Un quotidien avait épinglé la présence de la famille grand-ducale dans le Var en critiquant les mesures de sécurité prises pendant leur séjour.

On pourrait presque parler d'une tradition dans l'histoire de la famille grand-ducale: la plupart de ses membres se rend à Bormes-les-Mimosas dans le Var afin de passer quelques jours de vacances au calme dans le sud de la France.

Depuis plusieurs dizaines années également, un règlement provisoire (qui couvre la durée du séjour) prévoit l'interdiction de naviguer et de mouiller des bateaux à 100 mètres du rivage. Le stationnement pédestre est proscrit à cet endroit mais la traversée de la plage à pied sur le domaine public maritime est autorisée.

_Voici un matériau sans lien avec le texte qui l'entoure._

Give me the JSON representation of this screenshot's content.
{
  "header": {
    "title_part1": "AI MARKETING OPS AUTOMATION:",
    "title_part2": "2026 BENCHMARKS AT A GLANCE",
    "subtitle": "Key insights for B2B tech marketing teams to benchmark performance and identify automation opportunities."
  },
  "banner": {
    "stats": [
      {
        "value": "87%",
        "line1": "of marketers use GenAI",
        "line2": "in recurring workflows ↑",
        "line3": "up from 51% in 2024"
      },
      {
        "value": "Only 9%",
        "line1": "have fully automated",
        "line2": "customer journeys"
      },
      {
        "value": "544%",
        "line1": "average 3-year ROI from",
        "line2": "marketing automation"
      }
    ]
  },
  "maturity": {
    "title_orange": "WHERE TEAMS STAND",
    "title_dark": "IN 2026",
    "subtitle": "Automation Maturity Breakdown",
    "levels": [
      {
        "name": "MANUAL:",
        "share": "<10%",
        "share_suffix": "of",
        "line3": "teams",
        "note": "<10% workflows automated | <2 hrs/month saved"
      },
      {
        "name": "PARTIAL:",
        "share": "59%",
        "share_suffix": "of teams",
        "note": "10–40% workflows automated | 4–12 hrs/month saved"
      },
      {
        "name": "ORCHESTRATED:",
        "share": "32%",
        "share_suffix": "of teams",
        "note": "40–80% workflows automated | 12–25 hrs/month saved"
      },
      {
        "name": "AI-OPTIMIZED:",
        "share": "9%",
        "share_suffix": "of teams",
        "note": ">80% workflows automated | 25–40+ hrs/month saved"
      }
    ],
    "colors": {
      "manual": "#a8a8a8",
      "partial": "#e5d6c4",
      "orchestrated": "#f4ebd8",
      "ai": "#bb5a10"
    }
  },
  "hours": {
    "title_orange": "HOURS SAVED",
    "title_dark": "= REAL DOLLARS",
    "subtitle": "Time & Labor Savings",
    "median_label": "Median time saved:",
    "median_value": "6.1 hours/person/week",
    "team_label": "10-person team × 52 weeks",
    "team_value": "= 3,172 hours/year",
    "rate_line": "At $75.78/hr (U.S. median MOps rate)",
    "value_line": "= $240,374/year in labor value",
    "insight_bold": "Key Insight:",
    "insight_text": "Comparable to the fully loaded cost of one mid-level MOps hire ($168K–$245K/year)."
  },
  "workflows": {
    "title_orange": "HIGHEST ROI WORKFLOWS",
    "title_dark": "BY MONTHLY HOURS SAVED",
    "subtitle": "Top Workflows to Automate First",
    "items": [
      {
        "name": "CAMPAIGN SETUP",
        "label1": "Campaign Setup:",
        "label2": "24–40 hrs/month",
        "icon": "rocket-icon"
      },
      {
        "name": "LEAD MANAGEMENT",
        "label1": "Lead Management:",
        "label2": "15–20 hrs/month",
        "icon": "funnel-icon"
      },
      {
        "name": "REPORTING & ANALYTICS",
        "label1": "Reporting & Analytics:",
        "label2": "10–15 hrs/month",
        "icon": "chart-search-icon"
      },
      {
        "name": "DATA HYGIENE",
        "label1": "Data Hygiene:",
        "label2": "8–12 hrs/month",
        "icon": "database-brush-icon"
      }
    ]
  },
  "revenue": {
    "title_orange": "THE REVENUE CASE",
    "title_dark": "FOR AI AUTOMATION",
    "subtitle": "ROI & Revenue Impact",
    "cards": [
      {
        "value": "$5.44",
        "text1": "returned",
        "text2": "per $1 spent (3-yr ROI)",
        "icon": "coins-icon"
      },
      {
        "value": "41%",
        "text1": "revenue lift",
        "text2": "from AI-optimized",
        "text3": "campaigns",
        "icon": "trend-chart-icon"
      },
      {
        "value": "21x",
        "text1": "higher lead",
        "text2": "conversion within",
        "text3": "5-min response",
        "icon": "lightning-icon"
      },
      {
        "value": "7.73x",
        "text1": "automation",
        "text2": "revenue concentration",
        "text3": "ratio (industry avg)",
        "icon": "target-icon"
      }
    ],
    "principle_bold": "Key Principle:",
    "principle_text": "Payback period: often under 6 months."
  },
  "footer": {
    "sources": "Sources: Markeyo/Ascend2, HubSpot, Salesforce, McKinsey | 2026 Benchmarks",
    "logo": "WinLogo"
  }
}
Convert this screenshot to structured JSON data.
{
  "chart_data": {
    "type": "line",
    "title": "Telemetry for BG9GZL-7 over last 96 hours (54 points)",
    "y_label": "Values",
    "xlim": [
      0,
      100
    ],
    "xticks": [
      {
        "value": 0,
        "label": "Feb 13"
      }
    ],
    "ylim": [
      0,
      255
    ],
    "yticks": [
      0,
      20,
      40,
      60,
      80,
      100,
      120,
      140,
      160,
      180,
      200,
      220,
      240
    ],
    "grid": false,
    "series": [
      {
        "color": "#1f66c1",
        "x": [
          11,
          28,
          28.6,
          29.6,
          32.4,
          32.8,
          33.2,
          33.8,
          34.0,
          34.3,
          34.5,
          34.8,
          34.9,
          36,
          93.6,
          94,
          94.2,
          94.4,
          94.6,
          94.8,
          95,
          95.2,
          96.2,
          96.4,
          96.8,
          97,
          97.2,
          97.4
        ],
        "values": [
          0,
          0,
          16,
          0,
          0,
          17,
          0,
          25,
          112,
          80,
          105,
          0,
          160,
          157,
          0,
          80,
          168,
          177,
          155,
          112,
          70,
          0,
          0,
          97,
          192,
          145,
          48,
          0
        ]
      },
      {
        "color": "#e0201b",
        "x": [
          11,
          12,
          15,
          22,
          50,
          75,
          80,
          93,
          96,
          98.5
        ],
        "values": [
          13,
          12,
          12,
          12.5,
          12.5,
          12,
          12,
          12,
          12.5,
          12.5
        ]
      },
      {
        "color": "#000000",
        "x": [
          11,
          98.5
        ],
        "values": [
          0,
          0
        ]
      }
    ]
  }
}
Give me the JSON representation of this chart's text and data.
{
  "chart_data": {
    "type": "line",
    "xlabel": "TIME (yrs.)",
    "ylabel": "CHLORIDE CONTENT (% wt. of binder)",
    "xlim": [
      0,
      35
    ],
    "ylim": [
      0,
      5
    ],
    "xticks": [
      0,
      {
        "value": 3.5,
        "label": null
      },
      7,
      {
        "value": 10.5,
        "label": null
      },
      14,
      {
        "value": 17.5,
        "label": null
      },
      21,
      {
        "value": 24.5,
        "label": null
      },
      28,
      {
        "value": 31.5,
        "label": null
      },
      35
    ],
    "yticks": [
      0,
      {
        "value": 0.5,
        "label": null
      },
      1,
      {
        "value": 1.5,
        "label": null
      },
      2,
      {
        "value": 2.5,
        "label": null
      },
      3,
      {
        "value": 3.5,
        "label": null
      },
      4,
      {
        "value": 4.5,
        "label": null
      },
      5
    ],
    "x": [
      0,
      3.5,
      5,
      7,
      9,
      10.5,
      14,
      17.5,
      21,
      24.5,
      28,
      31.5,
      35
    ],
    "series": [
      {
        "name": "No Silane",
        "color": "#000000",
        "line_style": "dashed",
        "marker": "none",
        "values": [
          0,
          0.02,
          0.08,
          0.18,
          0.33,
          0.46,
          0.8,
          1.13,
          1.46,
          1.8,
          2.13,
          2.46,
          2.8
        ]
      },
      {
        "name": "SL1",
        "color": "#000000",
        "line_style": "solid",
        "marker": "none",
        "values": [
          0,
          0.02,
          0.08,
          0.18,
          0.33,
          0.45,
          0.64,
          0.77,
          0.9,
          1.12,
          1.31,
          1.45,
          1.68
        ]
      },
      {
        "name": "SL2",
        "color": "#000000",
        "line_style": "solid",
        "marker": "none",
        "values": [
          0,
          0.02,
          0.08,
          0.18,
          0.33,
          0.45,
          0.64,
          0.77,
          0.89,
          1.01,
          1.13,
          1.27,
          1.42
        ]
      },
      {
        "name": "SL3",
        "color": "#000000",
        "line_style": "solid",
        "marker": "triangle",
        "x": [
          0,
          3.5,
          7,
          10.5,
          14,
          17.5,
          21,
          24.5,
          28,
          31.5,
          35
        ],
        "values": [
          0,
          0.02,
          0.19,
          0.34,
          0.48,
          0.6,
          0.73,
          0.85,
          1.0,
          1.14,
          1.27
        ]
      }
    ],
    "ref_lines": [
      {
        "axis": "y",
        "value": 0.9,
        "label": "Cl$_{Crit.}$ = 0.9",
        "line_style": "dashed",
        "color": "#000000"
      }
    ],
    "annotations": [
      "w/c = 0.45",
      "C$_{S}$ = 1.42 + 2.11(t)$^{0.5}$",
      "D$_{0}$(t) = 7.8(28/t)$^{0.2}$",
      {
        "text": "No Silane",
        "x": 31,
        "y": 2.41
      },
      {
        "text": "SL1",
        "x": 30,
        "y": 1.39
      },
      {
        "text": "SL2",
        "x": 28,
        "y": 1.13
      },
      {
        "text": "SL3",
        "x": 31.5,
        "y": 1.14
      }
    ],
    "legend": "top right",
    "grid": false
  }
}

Des dispositions prises par la préfecture maritime et la mairie qui ne plaisent pas aux plaisanciers qui critiquent ce genre de privatisation, un terme qui rappelle vaguement l'affaire du roi Fahd d'Arabie Saoudite à Vallauris.

Les responsables de la commune de Bormes-les-Mimosas sont formels, il s'agit en premier lieu de sécurité:

"Personne ne trouve rien à redire que l'Etat privatise la plage du fort de Brégançon quand le président de la République française est présent. Avec la plage du Luxembourg, on est précisément dans la même problématique de chef d'Etat dont il faut sécuriser la résidence. Si aucune disposition n'était prise, on nous le reprocherait."

Un avocat, consultant en communication en France du Grand-Duc relativise et joue le porte-parole du Grand-Duché du Luxembourg:

"Depuis l'application de la loi littorale de 1986, il y a eu rétrocession de la partie maritime à l'Etat français. c'est pourquoi on ne peut pas parler de privatisation de la plage mais de réservation de l'espace et d'interdictions, pour des raisons évidentes de sécurité. La situation est très différente de celle de Vallauris: le dispositif de balisage en mer observe que des plaisanciers mouillent très régulièrement dans la zone autorisée, à 100 mètres du rivage.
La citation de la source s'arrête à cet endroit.